Review: Reckless Paper Birds

Reckless Paper Birds cover

I needed the God of my childhood to be useful
so I folded him, shaped his pages into wings.

Cranes at first, then more challenging roosters,
swallows, owls. I pinched edges, split clauses

to make word plumage. I fractured Leviticus
into pleats. […]

I bought Reckless Paper Birds, John McCullough’s third collection, after opening it at random and reading those magical lines, the opening of the poem ‘Flock of Paper Birds’. I’ve bought poetry collections based on a single poem in the past and been disappointed by the rest of the book, but not in this case. These poems are wonderful – surprising and tender, and with a knack of piercing directly but delicately to the heart of issues including homophobia, mental health and homelessness.

Birds flock throughout, as might be expected. Some poems are named for them: in ‘Jay’ an ‘ice blue flash of wings’ swoops through a reflection on the ordinary domestic details of life, in ‘Pelican’ anxiety is imagined as a giant beak, held out in front of the body and smacking into things. And then there are the numerous small hints of flight, A robin that builds its nest in a discarded trainer, a cricket ball that comes to rest and nestles in a palm. The birds of the title appear in the poem ‘Tender Vessels’, an exquisite poem about the dangers inherent in being an openly gay man, even in a place as tolerant as Brighton where many of these poems are set. ‘History won’t take its mouth off my body’ remarks the speaker of the poem, who weaves through crowds, witnessing acts of violence one minute, tenderness the next. His connection with each man he sees, and those populating history behind him, binds them all together into a flock of reckless paper birds, speeding through the air – vulnerable yes, but defiant and joyful with it.

Joy repeatedly answers the troubling moments of this collection. The poems can turn on a heartbeat and we are reminded that while happiness and security can be fragile, so too are painful moments. In the beautiful poem ‘Soulcraft’, depression sends the flickering soul-light to ground, but in a moment – ‘I’m only eased by accident’ – the situation is reversed and the soul ‘glides to my surface / like it, too, belongs there, like a bright fish rising to feed.’ Again, at the end of the poem ‘Pelican’, the sound of a lover’s hello baby over the phone is enough to flip the moment from anxiety to tenderness.

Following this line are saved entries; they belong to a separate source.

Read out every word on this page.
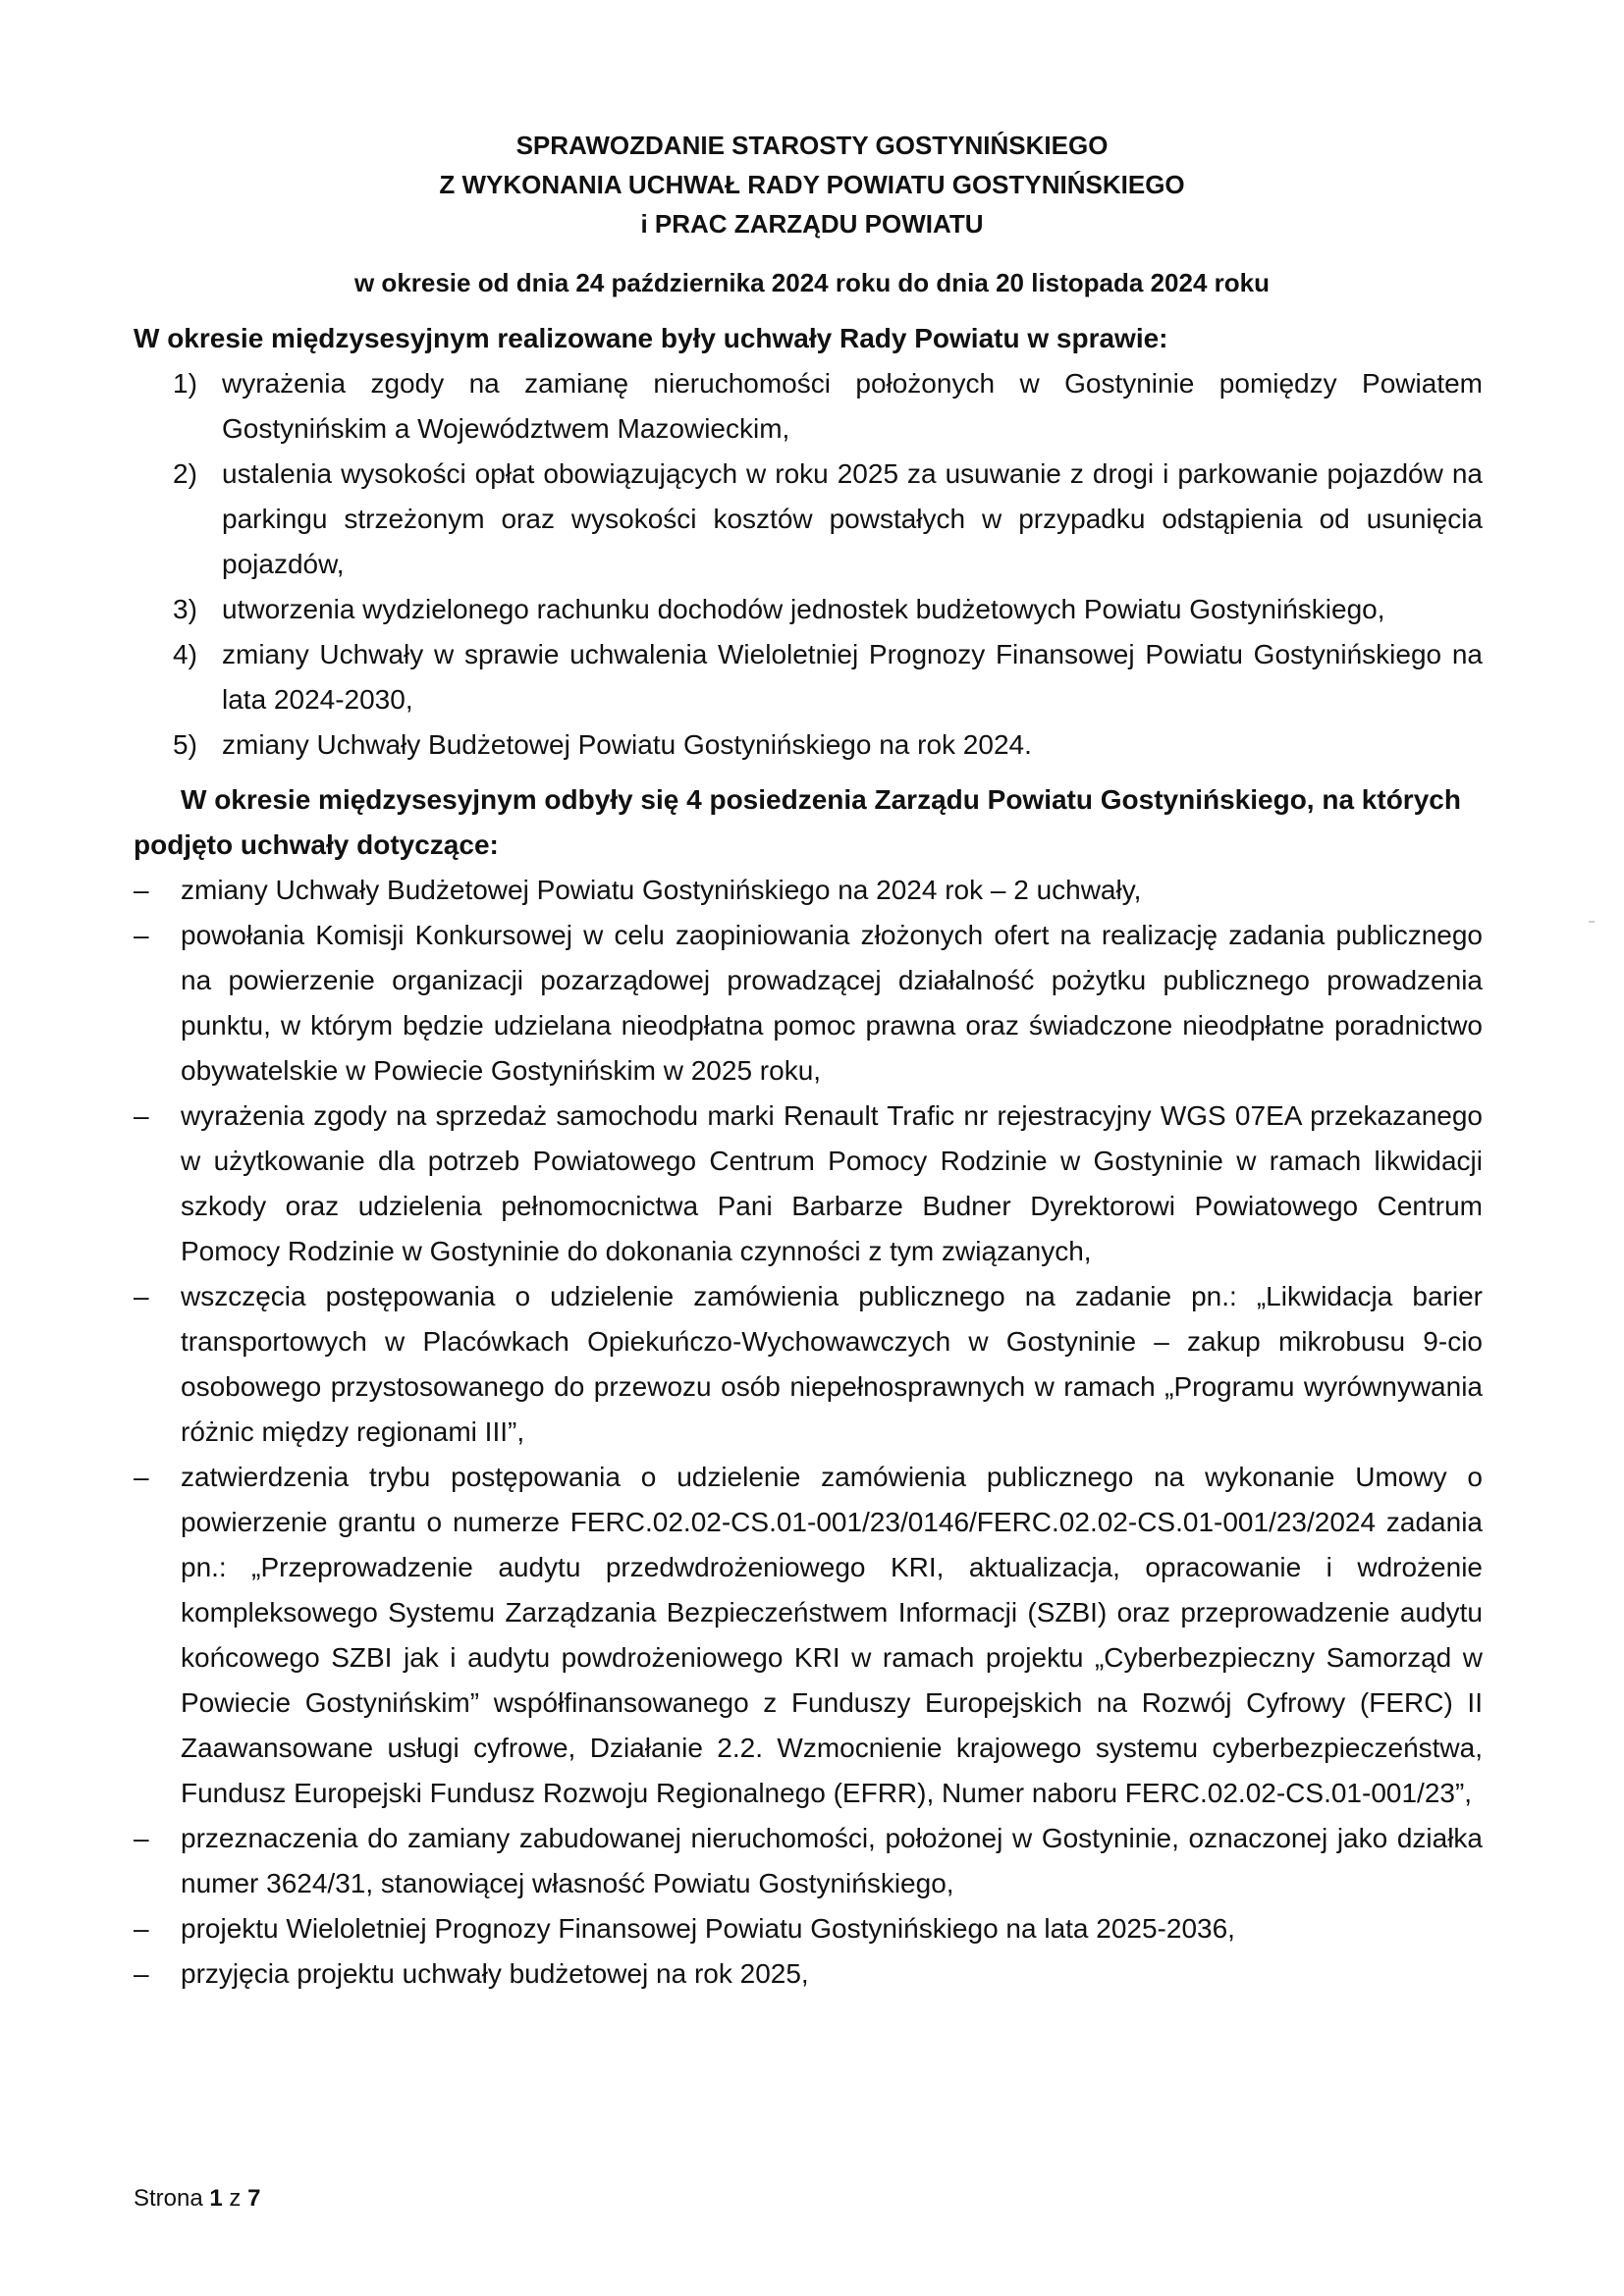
SPRAWOZDANIE STAROSTY GOSTYNIŃSKIEGO
Z WYKONANIA UCHWAŁ RADY POWIATU GOSTYNIŃSKIEGO
i PRAC ZARZĄDU POWIATU
w okresie od dnia 24 października 2024 roku do dnia 20 listopada 2024 roku

W okresie międzysesyjnym realizowane były uchwały Rady Powiatu w sprawie:

1) wyrażenia zgody na zamianę nieruchomości położonych w Gostyninie pomiędzy Powiatem Gostynińskim a Województwem Mazowieckim,
2) ustalenia wysokości opłat obowiązujących w roku 2025 za usuwanie z drogi i parkowanie pojazdów na parkingu strzeżonym oraz wysokości kosztów powstałych w przypadku odstąpienia od usunięcia pojazdów,
3) utworzenia wydzielonego rachunku dochodów jednostek budżetowych Powiatu Gostynińskiego,
4) zmiany Uchwały w sprawie uchwalenia Wieloletniej Prognozy Finansowej Powiatu Gostynińskiego na lata 2024-2030,
5) zmiany Uchwały Budżetowej Powiatu Gostynińskiego na rok 2024.

W okresie międzysesyjnym odbyły się 4 posiedzenia Zarządu Powiatu Gostynińskiego, na których podjęto uchwały dotyczące:

– zmiany Uchwały Budżetowej Powiatu Gostynińskiego na 2024 rok – 2 uchwały,
– powołania Komisji Konkursowej w celu zaopiniowania złożonych ofert na realizację zadania publicznego na powierzenie organizacji pozarządowej prowadzącej działalność pożytku publicznego prowadzenia punktu, w którym będzie udzielana nieodpłatna pomoc prawna oraz świadczone nieodpłatne poradnictwo obywatelskie w Powiecie Gostynińskim w 2025 roku,
– wyrażenia zgody na sprzedaż samochodu marki Renault Trafic nr rejestracyjny WGS 07EA przekazanego w użytkowanie dla potrzeb Powiatowego Centrum Pomocy Rodzinie w Gostyninie w ramach likwidacji szkody oraz udzielenia pełnomocnictwa Pani Barbarze Budner Dyrektorowi Powiatowego Centrum Pomocy Rodzinie w Gostyninie do dokonania czynności z tym związanych,
– wszczęcia postępowania o udzielenie zamówienia publicznego na zadanie pn.: „Likwidacja barier transportowych w Placówkach Opiekuńczo-Wychowawczych w Gostyninie – zakup mikrobusu 9-cio osobowego przystosowanego do przewozu osób niepełnosprawnych w ramach „Programu wyrównywania różnic między regionami III”,
– zatwierdzenia trybu postępowania o udzielenie zamówienia publicznego na wykonanie Umowy o powierzenie grantu o numerze FERC.02.02-CS.01-001/23/0146/FERC.02.02-CS.01-001/23/2024 zadania pn.: „Przeprowadzenie audytu przedwdrożeniowego KRI, aktualizacja, opracowanie i wdrożenie kompleksowego Systemu Zarządzania Bezpieczeństwem Informacji (SZBI) oraz przeprowadzenie audytu końcowego SZBI jak i audytu powdrożeniowego KRI w ramach projektu „Cyberbezpieczny Samorząd w Powiecie Gostynińskim” współfinansowanego z Funduszy Europejskich na Rozwój Cyfrowy (FERC) II Zaawansowane usługi cyfrowe, Działanie 2.2. Wzmocnienie krajowego systemu cyberbezpieczeństwa, Fundusz Europejski Fundusz Rozwoju Regionalnego (EFRR), Numer naboru FERC.02.02-CS.01-001/23”,
– przeznaczenia do zamiany zabudowanej nieruchomości, położonej w Gostyninie, oznaczonej jako działka numer 3624/31, stanowiącej własność Powiatu Gostynińskiego,
– projektu Wieloletniej Prognozy Finansowej Powiatu Gostynińskiego na lata 2025-2036,
– przyjęcia projektu uchwały budżetowej na rok 2025,
Strona 1 z 7
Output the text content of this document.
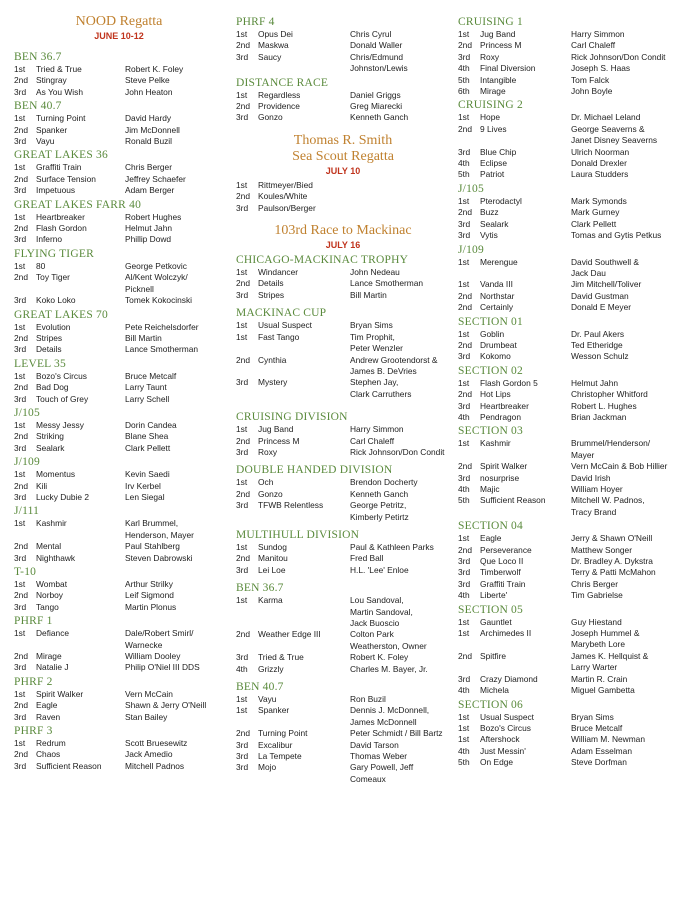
NOOD Regatta
JUNE 10-12
BEN 36.7
1st	Tried & True	Robert K. Foley
2nd Stingray	Steve Pelke
3rd	As You Wish	John Heaton
BEN 40.7
1st	Turning Point	David Hardy
2nd Spanker	Jim McDonnell
3rd	Vayu	Ronald Buzil
GREAT LAKES 36
1st	Graffiti Train	Chris Berger
2nd Surface Tension	Jeffrey Schaefer
3rd	Impetuous	Adam Berger
GREAT LAKES FARR 40
1st	Heartbreaker	Robert Hughes
2nd Flash Gordon	Helmut Jahn
3rd	Inferno	Phillip Dowd
FLYING TIGER
1st	80	George Petkovic
2nd Toy Tiger	Al/Kent Wolczyk/
Picknell
3rd	Koko Loko	Tomek Kokocinski
GREAT LAKES 70
1st	Evolution	Pete Reichelsdorfer
2nd Stripes	Bill Martin
3rd	Details	Lance Smotherman
LEVEL 35
1st	Bozo's Circus	Bruce Metcalf
2nd Bad Dog	Larry Taunt
3rd	Touch of Grey	Larry Schell
J/105
1st	Messy Jessy	Dorin Candea
2nd Striking	Blane Shea
3rd	Sealark	Clark Pellett
J/109
1st	Momentus	Kevin Saedi
2nd Kili	Irv Kerbel
3rd	Lucky Dubie 2	Len Siegal
J/111
1st	Kashmir	Karl Brummel,
Henderson, Mayer
2nd Mental	Paul Stahlberg
3rd	Nighthawk	Steven Dabrowski
T-10
1st	Wombat	Arthur Strilky
2nd Norboy	Leif Sigmond
3rd	Tango	Martin Plonus
PHRF 1
1st	Defiance	Dale/Robert Smirl/
Warnecke
2nd Mirage	William Dooley
3rd	Natalie J	Philip O'Niel III DDS
PHRF 2
1st	Spirit Walker	Vern McCain
2nd Eagle	Shawn & Jerry O'Neill
3rd	Raven	Stan Bailey
PHRF 3
1st	Redrum	Scott Bruesewitz
2nd Chaos	Jack Amedio
3rd	Sufficient Reason	Mitchell Padnos
PHRF 4
1st	Opus Dei	Chris Cyrul
2nd Maskwa	Donald Waller
3rd	Saucy	Chris/Edmund
Johnston/Lewis
DISTANCE RACE
1st	Regardless	Daniel Griggs
2nd Providence	Greg Miarecki
3rd	Gonzo	Kenneth Ganch
Thomas R. Smith
Sea Scout Regatta
JULY 10
1st	Rittmeyer/Bied
2nd Koules/White
3rd	Paulson/Berger
103rd Race to Mackinac
JULY 16
CHICAGO-MACKINAC TROPHY
1st	Windancer	John Nedeau
2nd Details	Lance Smotherman
3rd	Stripes	Bill Martin
MACKINAC CUP
1st	Usual Suspect	Bryan Sims
1st	Fast Tango	Tim Prophit,
Peter Wenzler
2nd Cynthia	Andrew Grootendorst &
James B. DeVries
3rd	Mystery	Stephen Jay,
Clark Carruthers
CRUISING DIVISION
1st	Jug Band	Harry Simmon
2nd Princess M	Carl Chaleff
3rd	Roxy	Rick Johnson/Don Condit
DOUBLE HANDED DIVISION
1st	Och	Brendon Docherty
2nd Gonzo	Kenneth Ganch
3rd	TFWB Relentless	George Petritz,
Kimberly Petirtz
MULTIHULL DIVISION
1st	Sundog	Paul & Kathleen Parks
2nd Manitou	Fred Ball
3rd	Lei Loe	H.L. 'Lee' Enloe
BEN 36.7
1st	Karma	Lou Sandoval,
Martin Sandoval,
Jack Buoscio
2nd Weather Edge III	Colton Park
Weatherston, Owner
3rd	Tried & True	Robert K. Foley
4th	Grizzly	Charles M. Bayer, Jr.
BEN 40.7
1st	Vayu	Ron Buzil
1st	Spanker	Dennis J. McDonnell,
James McDonnell
2nd Turning Point	Peter Schmidt / Bill Bartz
3rd	Excalibur	David Tarson
3rd	La Tempete	Thomas Weber
3rd	Mojo	Gary Powell, Jeff Comeaux
CRUISING 1
1st	Jug Band	Harry Simmon
2nd Princess M	Carl Chaleff
3rd	Roxy	Rick Johnson/Don Condit
4th	Final Diversion	Joseph S. Haas
5th	Intangible	Tom Falck
6th	Mirage	John Boyle
CRUISING 2
1st	Hope	Dr. Michael Leland
2nd 9 Lives	George Seaverns &
Janet Disney Seaverns
3rd	Blue Chip	Ulrich Noorman
4th	Eclipse	Donald Drexler
5th	Patriot	Laura Studders
J/105
1st	Pterodactyl	Mark Symonds
2nd Buzz	Mark Gurney
3rd	Sealark	Clark Pellett
3rd	Vytis	Tomas and Gytis Petkus
J/109
1st	Merengue	David Southwell &
Jack Dau
1st	Vanda III	Jim Mitchell/Toliver
2nd Northstar	David Gustman
2nd Certainly	Donald E Meyer
SECTION 01
1st	Goblin	Dr. Paul Akers
2nd Drumbeat	Ted Etheridge
3rd	Kokomo	Wesson Schulz
SECTION 02
1st	Flash Gordon 5	Helmut Jahn
2nd Hot Lips	Christopher Whitford
3rd	Heartbreaker	Robert L. Hughes
4th	Pendragon	Brian Jackman
SECTION 03
1st	Kashmir	Brummel/Henderson/
Mayer
2nd Spirit Walker	Vern McCain & Bob Hillier
3rd	nosurprise	David Irish
4th	Majic	William Hoyer
5th	Sufficient Reason	Mitchell W. Padnos,
Tracy Brand
SECTION 04
1st	Eagle	Jerry & Shawn O'Neill
2nd Perseverance	Matthew Songer
3rd	Que Loco II	Dr. Bradley A. Dykstra
3rd	Timberwolf	Terry & Patti McMahon
3rd	Graffiti Train	Chris Berger
4th	Liberte'	Tim Gabrielse
SECTION 05
1st	Gauntlet	Guy Hiestand
1st	Archimedes II	Joseph Hummel &
Marybeth Lore
2nd Spitfire	James K. Hellquist &
Larry Warter
3rd	Crazy Diamond	Martin R. Crain
4th	Michela	Miguel Gambetta
SECTION 06
1st	Usual Suspect	Bryan Sims
1st	Bozo's Circus	Bruce Metcalf
1st	Aftershock	William M. Newman
4th	Just Messin'	Adam Esselman
5th	On Edge	Steve Dorfman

McCullough moves effortlessly from one seemingly random subject to the next, from Lady Gaga, to silkworms, to My Little Pony, but this collection is far from incohesive. These poems are proof that anything can be a conduit for delight if we pay attention, and that while life may be unpredictable and difficult, the desire to continue living is strong. In ‘Stationery’:

Love is horrific like that. First it’s a rabbit, then a duck,
then it’s a ravenous, one-eyed sock puppet;
but the rest is yogurt adverts.

The speaker in the poem is asked: ‘do you wish to continue‘ and the answer is:

[…] ‘Yes, yes I do.
Between the shops, the sea snuggles under its blue leaves.
The clock tower waits patiently for Christmas,

a familiar figure below it waggling his arms
to lure me over. Succeeding. Your skilful face punches
a giant hole in the day and I jump through it.

The exuberance of close connection expressed in that last line feels almost divine, and is only one of many such moments in this collection. I have returned to these poems again and again over the last few weeks and urge you to explore them for yourself. McCullough has given us something truly remarkable.

Reckless Paper Birds is published by Penned in the Margins (2019).